The study, published in the American Journal of Respiratory and Critical Care Medicine, details how patients suffering from pulmonary fibrosis with naturally high levels of the protein LYCAT in their blood have significantly better survival rates and lung function, compared to patients with lower levels of the protein.
Pulmonary fibrosis is a fatal lung disease that progresses as the lungs become covered in scar tissue. There are a number of different causes for this including persistent infection, undesirable autoimmune responses (inflammation), and damage from certain gases. According to the US Centers for Disease Control and Prevention, due to industrial workers breathing in fine metal dust, the disease was commonly seen among workers in metal coating-plants around the late 1900s, before stricter safety regulations limited the chances of the occupational hazard.

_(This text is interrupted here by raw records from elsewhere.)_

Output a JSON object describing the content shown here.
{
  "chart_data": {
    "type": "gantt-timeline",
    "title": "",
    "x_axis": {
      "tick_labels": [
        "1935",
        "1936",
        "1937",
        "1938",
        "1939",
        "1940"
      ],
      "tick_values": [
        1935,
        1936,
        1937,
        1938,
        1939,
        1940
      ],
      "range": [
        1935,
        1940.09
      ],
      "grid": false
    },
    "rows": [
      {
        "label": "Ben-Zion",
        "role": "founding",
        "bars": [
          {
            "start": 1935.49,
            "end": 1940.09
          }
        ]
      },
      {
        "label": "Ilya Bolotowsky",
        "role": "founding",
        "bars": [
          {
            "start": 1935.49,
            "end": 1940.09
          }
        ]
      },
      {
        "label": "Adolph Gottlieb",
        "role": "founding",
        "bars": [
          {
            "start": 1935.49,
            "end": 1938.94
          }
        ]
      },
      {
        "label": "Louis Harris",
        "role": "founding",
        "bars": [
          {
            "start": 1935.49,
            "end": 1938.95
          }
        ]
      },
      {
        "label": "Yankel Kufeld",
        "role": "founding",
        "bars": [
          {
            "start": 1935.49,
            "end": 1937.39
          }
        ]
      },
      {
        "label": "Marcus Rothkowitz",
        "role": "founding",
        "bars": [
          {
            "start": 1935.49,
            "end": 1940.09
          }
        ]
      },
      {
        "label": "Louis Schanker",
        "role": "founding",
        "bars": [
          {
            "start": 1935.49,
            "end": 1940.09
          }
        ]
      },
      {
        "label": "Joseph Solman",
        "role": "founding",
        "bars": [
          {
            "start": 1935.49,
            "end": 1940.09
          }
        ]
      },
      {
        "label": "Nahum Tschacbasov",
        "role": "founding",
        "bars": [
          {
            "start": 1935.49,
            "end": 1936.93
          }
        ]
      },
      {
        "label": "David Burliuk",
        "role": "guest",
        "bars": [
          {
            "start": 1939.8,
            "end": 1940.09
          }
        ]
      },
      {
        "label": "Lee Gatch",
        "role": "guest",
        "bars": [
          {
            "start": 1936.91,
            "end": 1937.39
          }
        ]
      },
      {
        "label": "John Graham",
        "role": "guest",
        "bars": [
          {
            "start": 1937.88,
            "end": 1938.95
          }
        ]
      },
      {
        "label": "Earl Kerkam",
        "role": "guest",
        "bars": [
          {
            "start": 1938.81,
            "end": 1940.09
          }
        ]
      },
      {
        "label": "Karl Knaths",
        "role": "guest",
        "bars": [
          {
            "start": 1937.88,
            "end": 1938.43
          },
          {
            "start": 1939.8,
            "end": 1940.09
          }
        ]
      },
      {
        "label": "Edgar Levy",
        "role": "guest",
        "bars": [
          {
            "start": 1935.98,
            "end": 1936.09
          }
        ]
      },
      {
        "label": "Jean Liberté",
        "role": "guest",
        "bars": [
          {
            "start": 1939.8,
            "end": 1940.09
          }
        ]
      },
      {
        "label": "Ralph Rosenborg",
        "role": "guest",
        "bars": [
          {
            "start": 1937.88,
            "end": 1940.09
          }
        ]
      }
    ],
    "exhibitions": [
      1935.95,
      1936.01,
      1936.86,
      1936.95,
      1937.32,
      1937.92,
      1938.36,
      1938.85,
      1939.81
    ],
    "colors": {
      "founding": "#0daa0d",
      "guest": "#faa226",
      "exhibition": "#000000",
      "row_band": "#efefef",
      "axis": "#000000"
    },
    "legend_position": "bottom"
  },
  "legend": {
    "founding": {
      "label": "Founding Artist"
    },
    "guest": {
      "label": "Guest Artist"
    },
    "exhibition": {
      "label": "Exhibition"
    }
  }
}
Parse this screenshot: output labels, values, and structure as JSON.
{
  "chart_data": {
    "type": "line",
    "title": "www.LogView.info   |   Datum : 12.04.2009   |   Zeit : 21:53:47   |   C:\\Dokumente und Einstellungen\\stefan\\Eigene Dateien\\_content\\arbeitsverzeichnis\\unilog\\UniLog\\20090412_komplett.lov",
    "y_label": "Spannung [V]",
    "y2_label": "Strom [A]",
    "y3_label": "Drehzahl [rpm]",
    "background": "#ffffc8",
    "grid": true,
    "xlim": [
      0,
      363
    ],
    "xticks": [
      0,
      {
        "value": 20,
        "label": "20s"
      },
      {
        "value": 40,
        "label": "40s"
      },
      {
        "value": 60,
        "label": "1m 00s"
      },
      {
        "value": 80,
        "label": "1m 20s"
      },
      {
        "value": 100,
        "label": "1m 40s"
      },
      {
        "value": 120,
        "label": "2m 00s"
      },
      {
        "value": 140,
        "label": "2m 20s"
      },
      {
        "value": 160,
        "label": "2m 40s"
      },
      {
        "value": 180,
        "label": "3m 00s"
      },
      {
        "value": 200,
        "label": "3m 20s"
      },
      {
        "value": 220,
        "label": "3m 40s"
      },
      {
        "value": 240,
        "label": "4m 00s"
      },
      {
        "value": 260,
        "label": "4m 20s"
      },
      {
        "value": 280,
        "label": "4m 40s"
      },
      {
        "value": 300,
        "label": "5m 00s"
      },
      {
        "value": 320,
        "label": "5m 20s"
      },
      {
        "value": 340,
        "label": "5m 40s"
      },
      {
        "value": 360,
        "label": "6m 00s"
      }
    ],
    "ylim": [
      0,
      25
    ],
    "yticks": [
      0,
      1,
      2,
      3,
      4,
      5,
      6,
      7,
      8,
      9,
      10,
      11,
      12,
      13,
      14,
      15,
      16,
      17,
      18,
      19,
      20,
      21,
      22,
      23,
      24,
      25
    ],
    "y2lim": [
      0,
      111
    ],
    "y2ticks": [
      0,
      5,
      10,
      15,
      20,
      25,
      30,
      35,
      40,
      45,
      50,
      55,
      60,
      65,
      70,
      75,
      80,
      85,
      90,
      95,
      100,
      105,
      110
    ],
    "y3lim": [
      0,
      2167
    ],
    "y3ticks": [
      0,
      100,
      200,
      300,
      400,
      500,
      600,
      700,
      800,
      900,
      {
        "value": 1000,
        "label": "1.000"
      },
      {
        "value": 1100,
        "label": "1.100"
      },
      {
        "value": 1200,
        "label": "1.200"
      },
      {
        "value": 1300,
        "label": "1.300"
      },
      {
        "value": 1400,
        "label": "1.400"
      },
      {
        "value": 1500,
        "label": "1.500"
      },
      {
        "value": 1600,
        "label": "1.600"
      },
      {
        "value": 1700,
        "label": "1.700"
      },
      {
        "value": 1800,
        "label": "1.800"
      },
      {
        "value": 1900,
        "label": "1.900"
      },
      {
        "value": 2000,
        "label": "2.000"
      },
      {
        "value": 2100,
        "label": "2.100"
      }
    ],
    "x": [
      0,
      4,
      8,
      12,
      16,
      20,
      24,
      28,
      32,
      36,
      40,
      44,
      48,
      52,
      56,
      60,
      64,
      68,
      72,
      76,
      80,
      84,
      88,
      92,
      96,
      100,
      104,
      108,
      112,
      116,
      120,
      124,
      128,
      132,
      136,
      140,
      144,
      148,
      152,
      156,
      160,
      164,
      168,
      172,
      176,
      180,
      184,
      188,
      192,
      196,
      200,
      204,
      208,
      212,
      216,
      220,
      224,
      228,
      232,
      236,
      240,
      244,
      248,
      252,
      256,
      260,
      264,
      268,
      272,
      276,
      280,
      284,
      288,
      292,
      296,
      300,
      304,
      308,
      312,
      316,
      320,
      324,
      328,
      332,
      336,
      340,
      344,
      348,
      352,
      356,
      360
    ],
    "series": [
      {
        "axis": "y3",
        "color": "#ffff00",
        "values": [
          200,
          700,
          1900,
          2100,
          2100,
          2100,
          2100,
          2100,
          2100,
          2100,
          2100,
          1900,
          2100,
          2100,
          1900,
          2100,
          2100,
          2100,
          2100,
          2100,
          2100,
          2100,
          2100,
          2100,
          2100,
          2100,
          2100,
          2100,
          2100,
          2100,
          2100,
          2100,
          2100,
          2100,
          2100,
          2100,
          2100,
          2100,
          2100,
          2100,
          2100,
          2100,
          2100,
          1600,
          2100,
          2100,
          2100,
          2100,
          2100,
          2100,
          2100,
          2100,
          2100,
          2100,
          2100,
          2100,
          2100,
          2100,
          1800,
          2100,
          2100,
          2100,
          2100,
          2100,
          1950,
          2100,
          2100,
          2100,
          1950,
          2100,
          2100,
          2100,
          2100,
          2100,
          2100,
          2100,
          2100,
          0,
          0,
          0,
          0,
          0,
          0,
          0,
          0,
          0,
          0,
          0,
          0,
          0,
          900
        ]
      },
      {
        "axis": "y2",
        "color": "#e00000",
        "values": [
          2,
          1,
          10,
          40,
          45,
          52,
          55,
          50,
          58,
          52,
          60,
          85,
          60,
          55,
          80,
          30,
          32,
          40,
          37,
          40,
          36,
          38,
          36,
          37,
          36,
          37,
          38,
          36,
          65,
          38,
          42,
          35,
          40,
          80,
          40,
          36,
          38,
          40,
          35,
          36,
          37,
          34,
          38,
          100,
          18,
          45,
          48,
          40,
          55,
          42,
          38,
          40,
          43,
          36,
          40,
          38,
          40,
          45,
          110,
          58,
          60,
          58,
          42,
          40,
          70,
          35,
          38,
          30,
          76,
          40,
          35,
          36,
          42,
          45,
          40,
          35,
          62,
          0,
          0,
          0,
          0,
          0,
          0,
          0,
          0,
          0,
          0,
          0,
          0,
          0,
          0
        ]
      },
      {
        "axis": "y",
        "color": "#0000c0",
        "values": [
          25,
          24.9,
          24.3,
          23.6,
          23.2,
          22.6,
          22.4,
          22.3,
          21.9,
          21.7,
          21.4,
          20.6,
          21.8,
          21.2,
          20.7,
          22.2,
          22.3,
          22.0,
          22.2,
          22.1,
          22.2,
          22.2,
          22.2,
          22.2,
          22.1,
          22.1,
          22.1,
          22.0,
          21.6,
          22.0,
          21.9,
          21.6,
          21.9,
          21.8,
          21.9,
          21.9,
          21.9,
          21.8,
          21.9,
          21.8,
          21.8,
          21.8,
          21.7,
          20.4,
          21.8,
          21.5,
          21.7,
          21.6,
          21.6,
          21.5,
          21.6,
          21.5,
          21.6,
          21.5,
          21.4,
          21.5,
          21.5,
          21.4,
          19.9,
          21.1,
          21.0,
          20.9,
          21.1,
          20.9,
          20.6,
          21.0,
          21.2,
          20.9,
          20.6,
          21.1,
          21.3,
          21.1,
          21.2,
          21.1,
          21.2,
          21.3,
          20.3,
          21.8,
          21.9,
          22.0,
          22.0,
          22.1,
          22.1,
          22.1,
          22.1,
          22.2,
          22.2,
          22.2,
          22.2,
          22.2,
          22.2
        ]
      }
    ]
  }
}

According to researchers from the University of Illinois at Chicago (UIC), the disease still affects people today, but treatment options and preventative options are limited, and the cause of the disease can vary.
Previous research identified several genes that may be involved in the development of a variation of pulmonary fibrosis -- referred to as IPF -- that has no apparent cause. In the latest study, UIC researchers investigated a protein LYCAT (lysocardiolipin acyltransferase), which is produced by one of the previously identified genes.
To assess the effects LYCAT has on pulmonary fibrosis patients, the researchers measured the protein's prevalence in the blood of several IPF patients. Interestingly, the researchers found that IPF patients with higher LYCAT levels survived longer with slower disease progression, compared to patients with lower levels of the protein.
Long Shuang Huang, the first author of the paper, explained in a UIC news release that this shows that the protein may be working as a protective measure against progression of the disease, and the genetic mutations associated with IPF may actually be limiting the production of this protein.
"This suggests that boosting LYCAT levels in patients with pulmonary fibrosis may be a viable new therapeutic approach to treating the disease," Huang said.
The study was published in the American Journal of Respiratory and Critical Care Medicine on April 29.
The UIC news release was published on May 6.